Du côté macroéconomique, les minutes des dernières réunions de la Fed et de la BCE sont venues confirmer les dernières tendances : les banquiers centraux naviguent à vue mais restent déterminés à lutter contre l’inflation quitte à impacter la croissance et le marché de l’emploi et s’en cachent de moins en moins. Pour la Fed, le chiffre d’inflation de ce mercredi déterminera l’ampleur de la hausse des taux pour la prochaine réunion de juillet. Ainsi, un (nouveau) mauvais chiffre conduirait à une nouvelle hausse de 75 bps. Plus globalement, les membres du FOMC craignent un « désancrage » des anticipations d’inflation chez les ménages américains en cas de perte de crédibilité de la banque centrale dans sa lutte contre l’inflation ce qui pourrait conduire à un changement de psychologie des consommateurs à même d’auto-entretenir le phénomène inflationniste. Concernant les impacts du resserrement monétaire, les membres continuent de penser que la croissance américaine est assez solide pour encaisser le choc. Les chiffres de l’emploi publiés vendredi sont d’ailleurs venus confirmer la résilience de l’économie américaine mais montrent néanmoins que le chemin est encore long pour rééquilibrer le marché du travail. Les chiffres sont ainsi sortis en ligne avec les attentes (ce qui est finalement le meilleur des mondes puisque de trop bons chiffres auraient davantage mis la pression sur la Fed alors que des chiffres sous les attentes auraient ravivé les craintes de récession) : les créations d’emplois sont ainsi restées dynamiques mais sans accélération sur les salaires, la dynamique restant finalement celle des mois passés.
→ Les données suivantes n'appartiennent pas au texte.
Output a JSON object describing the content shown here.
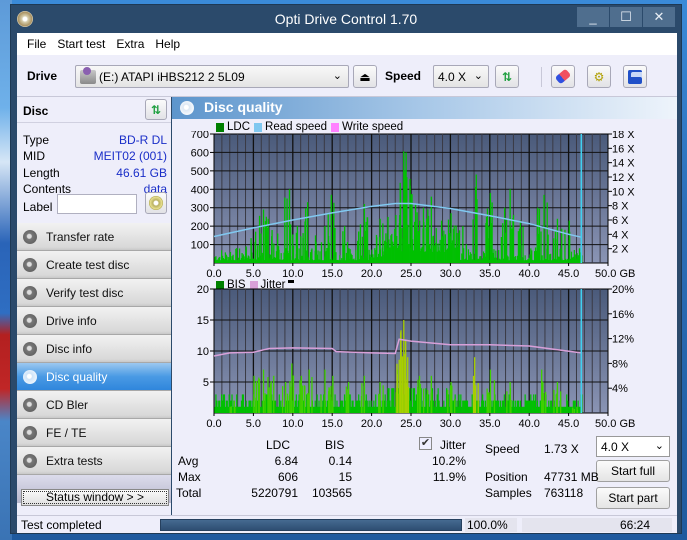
{
  "window": {
    "title": "Opti Drive Control 1.70",
    "controls": [
      "_",
      "☐",
      "✕"
    ]
  },
  "menu": [
    {
      "label": "File",
      "accel": "F"
    },
    {
      "label": "Start test",
      "accel": "S"
    },
    {
      "label": "Extra",
      "accel": "x"
    },
    {
      "label": "Help",
      "accel": "H"
    }
  ],
  "toolbar": {
    "drive_label": "Drive",
    "drive_value": "(E:)  ATAPI iHBS212   2 5L09",
    "speed_label": "Speed",
    "speed_value": "4.0 X",
    "icons": [
      "eject-icon",
      "refresh-icon",
      "erase-icon",
      "settings-icon",
      "save-icon"
    ]
  },
  "disc": {
    "header": "Disc",
    "type_label": "Type",
    "type_value": "BD-R DL",
    "mid_label": "MID",
    "mid_value": "MEIT02 (001)",
    "length_label": "Length",
    "length_value": "46.61 GB",
    "contents_label": "Contents",
    "contents_value": "data",
    "label_label": "Label",
    "label_value": ""
  },
  "nav": [
    {
      "label": "Transfer rate",
      "active": false
    },
    {
      "label": "Create test disc",
      "active": false
    },
    {
      "label": "Verify test disc",
      "active": false
    },
    {
      "label": "Drive info",
      "active": false
    },
    {
      "label": "Disc info",
      "active": false
    },
    {
      "label": "Disc quality",
      "active": true
    },
    {
      "label": "CD Bler",
      "active": false
    },
    {
      "label": "FE / TE",
      "active": false
    },
    {
      "label": "Extra tests",
      "active": false
    }
  ],
  "status_window_button": "Status window > >",
  "main": {
    "title": "Disc quality"
  },
  "colors": {
    "ldc": "#00c000",
    "ldc_legend": "#008000",
    "read_speed": "#80c8f0",
    "write_speed": "#ff80ff",
    "bis": "#00c000",
    "bis_legend": "#008000",
    "jitter": "#d8a0d8",
    "plot_bg_top": "#4a5a7a",
    "plot_bg_bottom": "#8a94b4",
    "marker": "#40d0f0",
    "value_text": "#1a2ec8"
  },
  "chart_data": [
    {
      "type": "bar",
      "title": "LDC / Read speed",
      "legend": [
        "LDC",
        "Read speed",
        "Write speed"
      ],
      "legend_placement": "top-left",
      "xlabel": "GB",
      "x_ticks": [
        "0.0",
        "5.0",
        "10.0",
        "15.0",
        "20.0",
        "25.0",
        "30.0",
        "35.0",
        "40.0",
        "45.0",
        "50.0 GB"
      ],
      "xlim": [
        0,
        50
      ],
      "y_left_ticks": [
        "100",
        "200",
        "300",
        "400",
        "500",
        "600",
        "700"
      ],
      "ylim_left": [
        0,
        700
      ],
      "y_right_ticks": [
        "2 X",
        "4 X",
        "6 X",
        "8 X",
        "10 X",
        "12 X",
        "14 X",
        "16 X",
        "18 X"
      ],
      "ylim_right": [
        0,
        18
      ],
      "grid": true,
      "end_marker_gb": 46.61,
      "ldc_peaks": [
        {
          "x": 2.0,
          "y": 60
        },
        {
          "x": 4.0,
          "y": 90
        },
        {
          "x": 5.2,
          "y": 170
        },
        {
          "x": 6.2,
          "y": 290
        },
        {
          "x": 6.8,
          "y": 240
        },
        {
          "x": 8.0,
          "y": 160
        },
        {
          "x": 9.5,
          "y": 400
        },
        {
          "x": 10.5,
          "y": 200
        },
        {
          "x": 11.8,
          "y": 330
        },
        {
          "x": 12.8,
          "y": 150
        },
        {
          "x": 14.0,
          "y": 200
        },
        {
          "x": 14.8,
          "y": 370
        },
        {
          "x": 16.5,
          "y": 200
        },
        {
          "x": 18.5,
          "y": 210
        },
        {
          "x": 19.0,
          "y": 320
        },
        {
          "x": 21.0,
          "y": 240
        },
        {
          "x": 22.0,
          "y": 250
        },
        {
          "x": 23.0,
          "y": 260
        },
        {
          "x": 23.6,
          "y": 400
        },
        {
          "x": 24.0,
          "y": 606
        },
        {
          "x": 24.3,
          "y": 600
        },
        {
          "x": 24.8,
          "y": 420
        },
        {
          "x": 25.5,
          "y": 320
        },
        {
          "x": 26.5,
          "y": 300
        },
        {
          "x": 27.5,
          "y": 360
        },
        {
          "x": 28.8,
          "y": 230
        },
        {
          "x": 30.0,
          "y": 270
        },
        {
          "x": 31.5,
          "y": 200
        },
        {
          "x": 33.2,
          "y": 480
        },
        {
          "x": 34.5,
          "y": 250
        },
        {
          "x": 35.0,
          "y": 380
        },
        {
          "x": 36.8,
          "y": 300
        },
        {
          "x": 37.5,
          "y": 400
        },
        {
          "x": 38.8,
          "y": 230
        },
        {
          "x": 41.0,
          "y": 300
        },
        {
          "x": 41.8,
          "y": 370
        },
        {
          "x": 43.5,
          "y": 240
        },
        {
          "x": 45.0,
          "y": 230
        },
        {
          "x": 46.3,
          "y": 80
        }
      ],
      "read_speed": [
        {
          "x": 0,
          "y": 3.7
        },
        {
          "x": 5,
          "y": 4.9
        },
        {
          "x": 10,
          "y": 6.0
        },
        {
          "x": 15,
          "y": 7.0
        },
        {
          "x": 20,
          "y": 7.9
        },
        {
          "x": 23,
          "y": 8.3
        },
        {
          "x": 25,
          "y": 8.3
        },
        {
          "x": 30,
          "y": 7.6
        },
        {
          "x": 35,
          "y": 6.6
        },
        {
          "x": 40,
          "y": 5.5
        },
        {
          "x": 45,
          "y": 4.0
        },
        {
          "x": 46.61,
          "y": 3.6
        }
      ]
    },
    {
      "type": "bar",
      "title": "BIS / Jitter",
      "legend": [
        "BIS",
        "Jitter"
      ],
      "legend_placement": "top-left",
      "xlabel": "GB",
      "x_ticks": [
        "0.0",
        "5.0",
        "10.0",
        "15.0",
        "20.0",
        "25.0",
        "30.0",
        "35.0",
        "40.0",
        "45.0",
        "50.0 GB"
      ],
      "xlim": [
        0,
        50
      ],
      "y_left_ticks": [
        "5",
        "10",
        "15",
        "20"
      ],
      "ylim_left": [
        0,
        20
      ],
      "y_right_ticks": [
        "4%",
        "8%",
        "12%",
        "16%",
        "20%"
      ],
      "ylim_right": [
        0,
        20
      ],
      "grid": true,
      "end_marker_gb": 46.61,
      "bis_peaks": [
        {
          "x": 2.5,
          "y": 2
        },
        {
          "x": 5.0,
          "y": 6
        },
        {
          "x": 6.2,
          "y": 7
        },
        {
          "x": 7.5,
          "y": 6
        },
        {
          "x": 9.0,
          "y": 5
        },
        {
          "x": 9.8,
          "y": 8
        },
        {
          "x": 11.0,
          "y": 6
        },
        {
          "x": 12.0,
          "y": 7
        },
        {
          "x": 14.0,
          "y": 7
        },
        {
          "x": 15.0,
          "y": 6
        },
        {
          "x": 17.0,
          "y": 5
        },
        {
          "x": 19.0,
          "y": 6
        },
        {
          "x": 21.0,
          "y": 5
        },
        {
          "x": 23.2,
          "y": 7
        },
        {
          "x": 23.6,
          "y": 13
        },
        {
          "x": 24.0,
          "y": 15
        },
        {
          "x": 24.5,
          "y": 9
        },
        {
          "x": 26.0,
          "y": 6
        },
        {
          "x": 27.5,
          "y": 6
        },
        {
          "x": 30.0,
          "y": 5
        },
        {
          "x": 33.0,
          "y": 9
        },
        {
          "x": 35.0,
          "y": 7
        },
        {
          "x": 37.5,
          "y": 5
        },
        {
          "x": 41.5,
          "y": 7
        },
        {
          "x": 43.5,
          "y": 5
        },
        {
          "x": 46.0,
          "y": 1
        }
      ],
      "jitter_pct": [
        {
          "x": 0,
          "y": 9.2
        },
        {
          "x": 2,
          "y": 9.7
        },
        {
          "x": 5,
          "y": 9.8
        },
        {
          "x": 7,
          "y": 10.4
        },
        {
          "x": 10,
          "y": 10.5
        },
        {
          "x": 15,
          "y": 10.4
        },
        {
          "x": 15.5,
          "y": 9.9
        },
        {
          "x": 20,
          "y": 9.7
        },
        {
          "x": 23,
          "y": 9.6
        },
        {
          "x": 23.5,
          "y": 11.9
        },
        {
          "x": 25,
          "y": 11.6
        },
        {
          "x": 30,
          "y": 11.0
        },
        {
          "x": 35,
          "y": 11.0
        },
        {
          "x": 40,
          "y": 10.8
        },
        {
          "x": 43,
          "y": 10.3
        },
        {
          "x": 46.61,
          "y": 9.7
        }
      ]
    }
  ],
  "stats": {
    "col_ldc": "LDC",
    "col_bis": "BIS",
    "col_jitter": "Jitter",
    "jitter_checked": true,
    "row_avg": "Avg",
    "avg_ldc": "6.84",
    "avg_bis": "0.14",
    "avg_jitter": "10.2%",
    "row_max": "Max",
    "max_ldc": "606",
    "max_bis": "15",
    "max_jitter": "11.9%",
    "row_total": "Total",
    "total_ldc": "5220791",
    "total_bis": "103565"
  },
  "run": {
    "speed_label": "Speed",
    "speed_value": "1.73 X",
    "speed_select": "4.0 X",
    "position_label": "Position",
    "position_value": "47731 MB",
    "samples_label": "Samples",
    "samples_value": "763118",
    "start_full": "Start full",
    "start_part": "Start part"
  },
  "statusbar": {
    "text": "Test completed",
    "progress_pct": 100.0,
    "progress_label": "100.0%",
    "elapsed": "66:24"
  }
}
Du côté de la BCE, la situation est sensiblement identique. Si Christine Lagarde a confirmé une première hausse de 25 bps lors de la réunion de juillet, plusieurs membres auraient néanmoins préféré laisser la porte ouverte à une hausse plus importante. D’autant que, depuis la dernière réunion, les pressions inflationnistes ont continué de progresser en zone euro avec, d’une part, de nouvelles craintes sur l’envolée des prix de l’énergie et, d’autre part, la dépréciation de l’euro, qui importe de l’inflation. Concernant les problématiques énergétiques, le gazoduc Nord Stream 1 entre la Russie et l’Europe sera à l’arrêt pour 10 jours à partir d’aujourd’hui pour cause de maintenance avec le risque que les flux ne reprennent pas ou très peu … ce qui accentuerait de nouveau les pressions sur l’Europe. Les banquiers centraux, face à autant d’éléments incontrôlables, doivent certainement penser à ce qu’Epictète résumait ainsi : « Parmi les choses qui existent, certaines dépendent de nous, d’autres non ». Seront-ils sages et mesurés dans leur action ? …

Prec.
L’euro perd son statut de monnaie forte et c’est un sujet
Suiv.
Quelle est l’inertie de l’inflation (États-Unis, Royaume-Uni, zone euro, Japon) ?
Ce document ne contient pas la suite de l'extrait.